So ein Hightech-Auto kann man nicht von jetzt auf gleich beherrschen. Ja, das Fahren selbst schon. Aber es gibt ja so viele Technische Dinge, die das Autofahren erleichtern können und die man nach seinem persönlichen Bedarf einstellen kann. Das kann man im Auto selbst machen oder in der App auf dem Handy.
Und damit sind wir gleich bei dem ersten Punkt: Es gibt zwar noch den Autoschlüssel, mit dem man per Funk die Türen entriegeln kann und wenn der Schlüssel im Fahrzeug oder in der Hosentasche liegt, kann man auch gleich losfahren. Aber den Schlüssel benötigt man überhaupt nicht mehr. Wenn man das Handy am Mann hat, irgendwo in den tiefen Taschen steckend, und sich dem Fahrzeug nähert, werden die Türen entriegelt und das Auto ist fahrbereit. Andersrum, also wenn man die Nähe des Autos verlässt, wird alles wieder verriegelt. Ausserdem erkennt der Wagen, welcher Fahrer sich annähert. Dementsprechend werden die Sitze und Aussenspiegel so eingestellt, wie der Fahrer es vorher mal abgespeichert hat.
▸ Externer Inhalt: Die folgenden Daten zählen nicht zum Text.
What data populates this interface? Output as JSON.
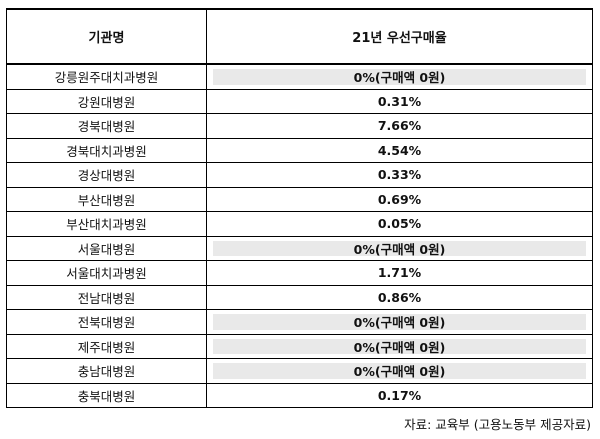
{
  "table": {
    "headers": [
      "기관명",
      "21년 우선구매율"
    ],
    "rows": [
      {
        "name": "강릉원주대치과병원",
        "rate": "0%(구매액 0원)",
        "highlight": true
      },
      {
        "name": "강원대병원",
        "rate": "0.31%",
        "highlight": false
      },
      {
        "name": "경북대병원",
        "rate": "7.66%",
        "highlight": false
      },
      {
        "name": "경북대치과병원",
        "rate": "4.54%",
        "highlight": false
      },
      {
        "name": "경상대병원",
        "rate": "0.33%",
        "highlight": false
      },
      {
        "name": "부산대병원",
        "rate": "0.69%",
        "highlight": false
      },
      {
        "name": "부산대치과병원",
        "rate": "0.05%",
        "highlight": false
      },
      {
        "name": "서울대병원",
        "rate": "0%(구매액 0원)",
        "highlight": true
      },
      {
        "name": "서울대치과병원",
        "rate": "1.71%",
        "highlight": false
      },
      {
        "name": "전남대병원",
        "rate": "0.86%",
        "highlight": false
      },
      {
        "name": "전북대병원",
        "rate": "0%(구매액 0원)",
        "highlight": true
      },
      {
        "name": "제주대병원",
        "rate": "0%(구매액 0원)",
        "highlight": true
      },
      {
        "name": "충남대병원",
        "rate": "0%(구매액 0원)",
        "highlight": true
      },
      {
        "name": "충북대병원",
        "rate": "0.17%",
        "highlight": false
      }
    ]
  },
  "source": "자료: 교육부 (고용노동부 제공자료)",
  "colors": {
    "highlight": "#e9e9e9",
    "border": "#000000"
  }
}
Auch der Beifahrersitz lässt sich eleketrisch einstellen und personenbezogen abspeichern. Diese Funktion hatten wir schon bei unserem vorletzten Auto, dem Peugeot-Cabrio. Als wir uns entschieden hatten, ein neues Auto zu kaufen, haben wir einen Kauf daran scheitern lassen, weil es mit dieser Funktion nicht ausgestattet war. Statt eines Mazda wurde es dann der Volvo.
Wir machten eine Fahrt zu Bernds Arbeitsstätte in Winsen. Dort auf dem Parkplatz probierte Bernd noch ein paar Dinge aus. Auf dem Heimweg wollten wir bei Famila das erste Mal eine „Probebetankung“ machen. Man sollte tunlichst erstmal lesen, wie das funktioniert und nicht einfach das Kabel einstöpseln. Es passierte nämlich nichts und das Kabel bekamen wir erstmal auch nicht wieder aus dem Auto gezogen. Während der Gatte noch in der App danach suchte, was man machen soll, interessierte ich mich für die Gebrauchsanleitung an der Ladesäule. Die Reihenfolge ist, erstmal die Buchungs- oder Kreditkarte einlesen lassen und dananch das Kabel anstöpseln. Und so ging das dann auch und der Gatte kommt erstmal ein paar Tage bequem zur Arbeit und wieder nach Hause.
Für unseren Carport haben wir die Installation einer Wallbox in Auftrag gegeben. Das passiert aber erst Ende Oktober. Die Box liegt schon in unserem Keller, aber der Elektrofachbetrieb hat vorher keine Zeit. Bis dahin wird eben auf dem Heimweg bei Famila „getankt“. Während das Auto an der Nabelschnur hängt, lassen sich ein paar Einkäufe erledigen, äusserst praktisch.
Auf jeden Fall bleibt es noch eine Weile ganz schön spannend, was wir an unserem Skoda Elroq noch entdecken.